そうやってちょっとずついろんな人の人生がまじっていけばいいなと思っています。

誰でもできるとは思わないけれど、ありがたいことに私には、それを許してくれる環境があるから、『みんなに迷惑を掛ける』という勇気を出して、みんなに甘えてるだけです。

生きていく上で、知らないことを知ることって大事だと思うので、ちょっとでも自分の生き方の中でそういう機会をつくれればいいな、と。

これから、どう出来るかはわからないけれど。

そして、この場所もそういう場所になるんではないかと・・・・・」

☆司「自分も勇気を出して一緒にやりませんか?って、ここに来ている皆さんにも強く思うし、自分も知らないことがあるのでここが全てのことに心地よく使える場所とは限らないけれど、いろいろ言ってもらいながらこちらも改善していったりとか。

何かが始められたらいいな、と思っています」

☆ユキオ「(昔のダンスの場には?)子どもが入り込むことは怖い、いけないというか、難しかった」

☆野村「アリ一匹入れないというか、緊張感」

☆ユキオ「けっこう現場の緊張感があったと思います。

職人さんの世界的なのがあって、人にもよるけど(子どもを)連れて行こうなんて思いつきもしなかった。

時代が変わって理解する人も増えてきたこともあったり、海外の情報が入ってきたり、海外へ出掛ける人も多いので、劇場や稽古場の雰囲気も変わってきますよね。

海外に行くと、小さなスペース、ここもそうですけど、こういうスペースっていっぱいあるんですね。レジデンス施設とか。

けっこうアーティストが普通に子ども連れて来たり、こういう施設に普通に犬が飼われたりとかして、すごいいい空気や文化があるんです。

人が立ち寄る場所という雰囲気というか。そういう姿を知ると、日本でもどんどん、『あっ、そういう感じいいよね』って言う人が増えて来るし。

現にそういうふうになって来ているような気はします。時代の流れもだんだん自由になってくるし。

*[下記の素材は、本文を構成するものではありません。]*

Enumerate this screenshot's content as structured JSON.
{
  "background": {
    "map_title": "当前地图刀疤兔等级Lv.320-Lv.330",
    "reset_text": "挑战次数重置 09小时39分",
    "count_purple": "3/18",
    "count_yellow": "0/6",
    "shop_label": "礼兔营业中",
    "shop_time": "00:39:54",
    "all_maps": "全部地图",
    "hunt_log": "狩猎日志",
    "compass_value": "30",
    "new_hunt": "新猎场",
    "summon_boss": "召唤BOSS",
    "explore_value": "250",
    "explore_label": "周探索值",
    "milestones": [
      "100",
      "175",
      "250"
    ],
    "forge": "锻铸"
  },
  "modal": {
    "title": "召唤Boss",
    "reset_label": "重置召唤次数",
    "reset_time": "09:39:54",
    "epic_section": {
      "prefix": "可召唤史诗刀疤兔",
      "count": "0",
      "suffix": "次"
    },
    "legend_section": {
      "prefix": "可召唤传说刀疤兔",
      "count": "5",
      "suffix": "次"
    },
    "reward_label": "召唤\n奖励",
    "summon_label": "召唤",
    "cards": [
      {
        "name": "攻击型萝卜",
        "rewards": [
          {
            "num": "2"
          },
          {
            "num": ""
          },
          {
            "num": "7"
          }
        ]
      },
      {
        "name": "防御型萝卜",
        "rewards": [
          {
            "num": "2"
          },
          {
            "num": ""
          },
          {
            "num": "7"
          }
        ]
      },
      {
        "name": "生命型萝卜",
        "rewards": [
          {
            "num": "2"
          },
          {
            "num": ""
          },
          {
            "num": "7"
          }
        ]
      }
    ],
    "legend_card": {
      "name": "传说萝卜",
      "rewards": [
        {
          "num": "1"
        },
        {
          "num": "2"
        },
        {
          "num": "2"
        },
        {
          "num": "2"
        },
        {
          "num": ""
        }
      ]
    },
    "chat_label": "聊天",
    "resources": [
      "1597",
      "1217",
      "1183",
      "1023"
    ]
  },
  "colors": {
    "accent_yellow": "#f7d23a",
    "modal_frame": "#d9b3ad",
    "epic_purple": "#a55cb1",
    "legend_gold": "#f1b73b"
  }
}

そうじゃないと、特に女性のアーティストは大変になっちゃう。

どんどん変わっていけたら・・・・・。

意外とスタッフさんや関係者の方も、チビを連れていくと喜んでくれるんです。和やかになってピリピリしないんです。

自分も創作現場に入ると、ついついピリピリしちゃうけど、子どもがいてみんなが和んでくれると、自分自身もゆとりを持てたりして、いいところもあるなあと実際思いますね。

いろんな職業、農業やってる人も、プロじゃなくても、いろんなタイプの人が一緒に何かできたりたとか、触れ合う機会ができたりとか、いいことだと思いますね。

子どもにとっても、いろんな人に会えるし、とってもいいことだなぁって思いますね」

☆司「とてもいいお話を・・・・・♡」

☆野村「さっき白身さんは、『生活はここで、やりたい表現やダンスや演劇は他所で』って言ってましたけど、それってちょっと前だったら当たり前だったかもしれない。

突き詰める場所は突き詰める場所で、生活はまたべつの場所でっていう・・・・・。

だけどやっぱり世の中全体が、どうやって続けていけるか、社会全体の営みも続けていかなきゃいけないってときに、そうやって分けていくんじゃなくて、生活の上に上手く乗せたりとか交わらせたりとかいうことは、みんな試みてきはじめたと思います。そして、長野県っていう場所から考えると、小諸でも佐久地域でもこういうものに触れる場所が遠くにしかないと生活の幅が逆に狭まっちゃう。

今日も、ここから近い人が来てくれてると思うし、ここで出会える環境があれば何かそういう人たちにとっても生活の一部が変わって行くような出来事になるんじゃないかなという期待を私もしています。

ところで、以前、近所や周りの人間関係の中で、ダンスや演劇のことを共有できる人とかは増えてきているんですか?」

☆司「自分がオープンになったことで、自分の話を聞いてくれる人が増え、さらに外に働きかけられるようになったと思います。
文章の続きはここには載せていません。